Fuel Line Mod Done - Still Having Hot Restart Issues

This is almost certainly not fuel starvation, but flooding due to percolation: when you stop the engine, the radiator fan is no longer blowing air past the carburetor and manifolds. Heat rises and the carburetor becomes a tea kettle. Today's fuels have a lower boiling point than the fuels of the past, which is no problem with closed pressurized fuel systems (fuel injection) but makes a problem with open systems and carburetors. The fuel boils in the carburetor and collects in the intake manifold. When you come back and try to start the car, it takes a lot of cranking to clear out the overload of fuel before the mixture in the cylinders is lean enough to be combustible.

Solutions start with the dead simple: use the correct starting procedure.

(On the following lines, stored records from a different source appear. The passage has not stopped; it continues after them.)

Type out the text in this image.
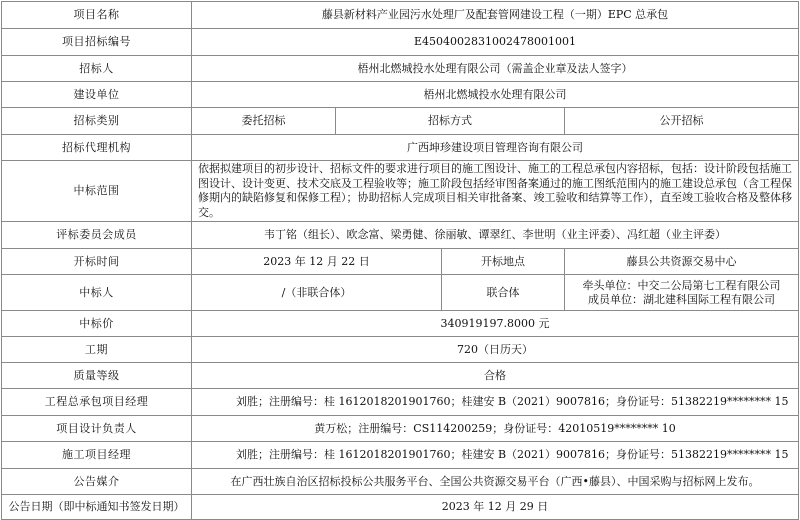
项目名称	藤县新材料产业园污水处理厂及配套管网建设工程（一期）EPC 总承包			
项目招标编号	E4504002831002478001001			
招标人	梧州北燃城投水处理有限公司（需盖企业章及法人签字）			
建设单位	梧州北燃城投水处理有限公司			
招标类别	委托招标	招标方式		公开招标
招标代理机构	广西坤珍建设项目管理咨询有限公司			
中标范围	依据拟建项目的初步设计、招标文件的要求进行项目的施工图设计、施工的工程总承包内容招标，包括：设计阶段包括施工图设计、设计变更、技术交底及工程验收等；施工阶段包括经审图备案通过的施工图纸范围内的施工建设总承包（含工程保修期内的缺陷修复和保修工程）；协助招标人完成项目相关审批备案、竣工验收和结算等工作），直至竣工验收合格及整体移交。			
评标委员会成员	韦丁铭（组长）、欧念富、梁勇健、徐丽敏、谭翠红、李世明（业主评委）、冯红超（业主评委）			
开标时间	2023 年 12 月 22 日		开标地点	藤县公共资源交易中心
中标人	/（非联合体）		联合体	牵头单位：中交二公局第七工程有限公司
成员单位：湖北建科国际工程有限公司

中标价	340919197.8000 元			
工期	720（日历天）			
质量等级	合格			
工程总承包项目经理	刘胜；注册编号：桂 1612018201901760；桂建安 B（2021）9007816；身份证号：51382219******** 15			
项目设计负责人	黄万松；注册编号：CS114200259；身份证号：42010519******** 10			
施工项目经理	刘胜；注册编号：桂 1612018201901760；桂建安 B（2021）9007816；身份证号：51382219******** 15			
公告媒介	在广西壮族自治区招标投标公共服务平台、全国公共资源交易平台（广西•藤县）、中国采购与招标网上发布。			
公告日期（即中标通知书签发日期）	2023 年 12 月 29 日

When the engine is hot, hold the accelerator about 1/3 of the way down (don't pump it!) while cranking. In extreme cases of percolation flooding, with the engine spluttering and "trying" to start, hold the accelerator all the way to the floor while cranking. Either action holds the throttle partly or fully open to admit more air to the intake tract and speed the clearout of accumulated fuel.

Make sure the correct carburetor base (mount) gasket is in place. It should be a 3/8" thick insulator block.

Make a heat shield for the carburetor. This is to be sandwiched between the carburetor and the carb mount gasket. Make it of 1/16" semi-rigid gasket material. Copy all the holes and notches in the carb mount gasket. There used to be such a shield available from the factory, but it is long discontinued. By looking at the picture, you can see that it should extend several inches forward, rightward, and leftward of the carburetor mount axis. The factory shield was a 2-piece item; the rearmost part is nowhere near as critical as the front/side coverage:



Go through and rebuild the carburetor with a quality kit (such as from www.daytonaparts.com ; their kits also usually have a better inlet needle/seat assembly more resistant to flooding), and install a new float, Walker number 100-14 (Daytona should also have a new float for this carburetor; ask them). Carburetor operation and repair manuals and links to training movies and carb repair/modification threads are posted here for free download.